I am an architect, urban heritage specialist, and cultural practitioner with more than 20 years of multidisciplinary experience working across Egypt and the Mediterranean at the intersection of cities, culture, heritage, and sustainable development. My work focuses on how tangible and intangible heritage can be mobilised as a resource for inclusive, resilient, and culturally grounded urban development, particularly in cities facing rapid transformation.

Trained as an architect, my professional path has expanded to include urban research, heritage-led regeneration, cultural programming, and policy-oriented consultancy. Since 2013, I have been actively engaged in projects that bridge urban practice, academic research, and cultural production, collaborating with international organisations, cultural institutions, civil society actors, and universities. Across these contexts, I support initiatives that respond to contemporary urban challenges while remaining rooted in local identity, memory, and lived experience.

As an independent consultant, based between Alexandria and Marseille, I have partnered with cultural institutions, academia, and international organisations to integrate heritage into strategic frameworks that address contemporary urban challenges. My expertise spans:
– heritage assessment and adaptive reuse
– urban and social research with policy relevance
– participatory design processes and stakeholder engagement
– translating cultural values into operational planning
– cross-sectoral collaboration for sustainable development

Alongside my consultancy and research work, I maintain an artistic and visual practice grounded in drawing, mapping, and spatial observation. This practice is not separate from my professional work; rather, it informs my approach to urban analysis, documentation, and community engagement. Through exhibitions, publications, and public programmes, I have used artistic tools to make urban heritage visible, accessible, and open to dialogue, particularly in cities where heritage is under pressure from development, neglect, or erasure.
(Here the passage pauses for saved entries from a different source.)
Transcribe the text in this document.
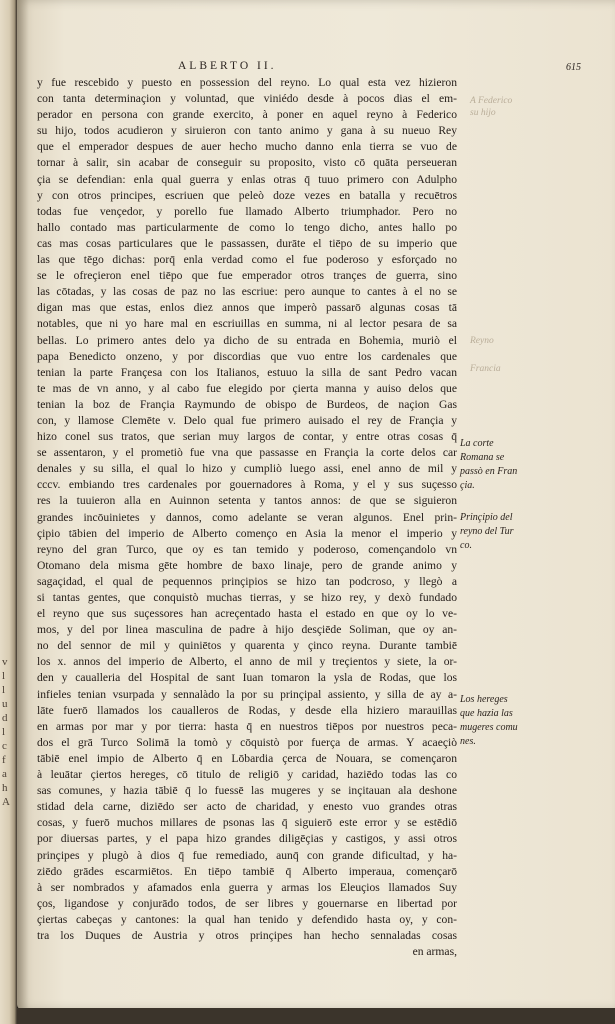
v
l
l
u
d
l
c
f
a
h
A
ALBERTO II.	615
A Federico
su hijo
Reyno
Francia
y fue rescebido y puesto en possession del reyno. Lo qual esta vez hizieron
con tanta determinaçion y voluntad, que viniédo desde à pocos dias el em-
perador en persona con grande exercito, à poner en aquel reyno à Federico
su hijo, todos acudieron y siruieron con tanto animo y gana à su nueuo Rey
que el emperador despues de auer hecho mucho danno enla tierra se vuo de
tornar à salir, sin acabar de conseguir su proposito, visto cō quāta perseueran
çia se defendian: enla qual guerra y enlas otras q̄ tuuo primero con Adulpho
y con otros principes, escriuen que peleò doze vezes en batalla y recuētros
todas fue vençedor, y porello fue llamado Alberto triumphador. Pero no
hallo contado mas particularmente de como lo tengo dicho, antes hallo po
cas mas cosas particulares que le passassen, durāte el tiēpo de su imperio que
las que tēgo dichas: porq̄ enla verdad como el fue poderoso y esforçado no
se le ofreçieron enel tiēpo que fue emperador otros trançes de guerra, sino
las cōtadas, y las cosas de paz no las escriue: pero aunque to cantes à el no se
digan mas que estas, enlos diez annos que imperò passarō algunas cosas tā
notables, que ni yo hare mal en escriuillas en summa, ni al lector pesara de sa
bellas. Lo primero antes delo ya dicho de su entrada en Bohemia, muriò el
papa Benedicto onzeno, y por discordias que vuo entre los cardenales que
tenian la parte Françesa con los Italianos, estuuo la silla de sant Pedro vacan
te mas de vn anno, y al cabo fue elegido por çierta manna y auiso delos que
tenian la boz de Françia Raymundo de obispo de Burdeos, de naçion Gas
con, y llamose Clemēte v. Delo qual fue primero auisado el rey de Françia y
hizo conel sus tratos, que serian muy largos de contar, y entre otras cosas q̄
se assentaron, y el prometiò fue vna que passasse en Françia la corte delos car
denales y su silla, el qual lo hizo y cumpliò luego assi, enel anno de mil y
cccv. embiando tres cardenales por gouernadores à Roma, y el y sus suçesso
res la tuuieron alla en Auinnon setenta y tantos annos: de que se siguieron
grandes incōuinietes y dannos, como adelante se veran algunos. Enel prin-
çipio tābien del imperio de Alberto començo en Asia la menor el imperio y
reyno del gran Turco, que oy es tan temido y poderoso, començandolo vn
Otomano dela misma gēte hombre de baxo linaje, pero de grande animo y
sagaçidad, el qual de pequennos prinçipios se hizo tan podcroso, y llegò a
si tantas gentes, que conquistò muchas tierras, y se hizo rey, y dexò fundado
el reyno que sus suçessores han acreçentado hasta el estado en que oy lo ve-
mos, y del por linea masculina de padre à hijo desçiēde Soliman, que oy an-
no del sennor de mil y quiniētos y quarenta y çinco reyna. Durante tambiē
los x. annos del imperio de Alberto, el anno de mil y treçientos y siete, la or-
den y caualleria del Hospital de sant Iuan tomaron la ysla de Rodas, que los
infieles tenian vsurpada y sennalàdo la por su prinçipal assiento, y silla de ay a-
lāte fuerō llamados los caualleros de Rodas, y desde ella hiziero marauillas
en armas por mar y por tierra: hasta q̄ en nuestros tiēpos por nuestros peca-
dos el grā Turco Solimā la tomò y cōquistò por fuerça de armas. Y acaeçiò
tābiē enel impio de Alberto q̄ en Lōbardia çerca de Nouara, se començaron
à leuātar çiertos hereges, cō titulo de religiō y caridad, haziēdo todas las co
sas comunes, y hazia tābiē q̄ lo fuessē las mugeres y se inçitauan ala deshone
stidad dela carne, diziēdo ser acto de charidad, y enesto vuo grandes otras
cosas, y fuerō muchos millares de psonas las q̄ siguierō este error y se estēdiō
por diuersas partes, y el papa hizo grandes diligēçias y castigos, y assi otros
prinçipes y plugò à dios q̄ fue remediado, aunq̄ con grande dificultad, y ha-
ziēdo grādes escarmiētos. En tiēpo tambiē q̄ Alberto imperaua, començarō
à ser nombrados y afamados enla guerra y armas los Eleuçios llamados Suy
ços, ligandose y conjurādo todos, de ser libres y gouernarse en libertad por
çiertas cabeças y cantones: la qual han tenido y defendido hasta oy, y con-
tra los Duques de Austria y otros prinçipes han hecho sennaladas cosas
en armas,
La corte
Romana se
passò en Fran
çia.
Prinçipio del
reyno del Tur
co.
Los hereges
que hazia las
mugeres comu
nes.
These methods have proven effective in fostering public awareness, civic engagement, and interdisciplinary exchange around urban issues.

I am the founder of Description of Alexandria, an ongoing research and documentation initiative dedicated to recording the city’s built environment and everyday cultural practices through fieldwork, visual documentation, and narrative research. The platform reflects my long-term commitment to knowledge production from the ground, and to creating tools that connect citizens, practitioners, and institutions around questions of urban memory, transformation, and belonging.

My academic background includes an MA in Sustainable Heritage Management (Distinction) from the University of Liverpool (Chevening Scholar), postgraduate studies in Urban Heritage Strategies at Erasmus University Rotterdam (IHS), and earlier degrees in architecture and environmental design at the Arab Academy and the University of Alexandria. This academic background supports my ability to translate research into policy-relevant insights, strategic frameworks, and implementation-ready recommendations, aligned with the SDGs and international development agendas.

Across my work, I am particularly interested in how culture and heritage can act as catalysts for social cohesion, youth engagement, and more equitable urban futures. Whether through consultancy, research, teaching, or artistic practice, my aim is to contribute to cities that are not only functional and resilient but also meaningful to the communities that inhabit them.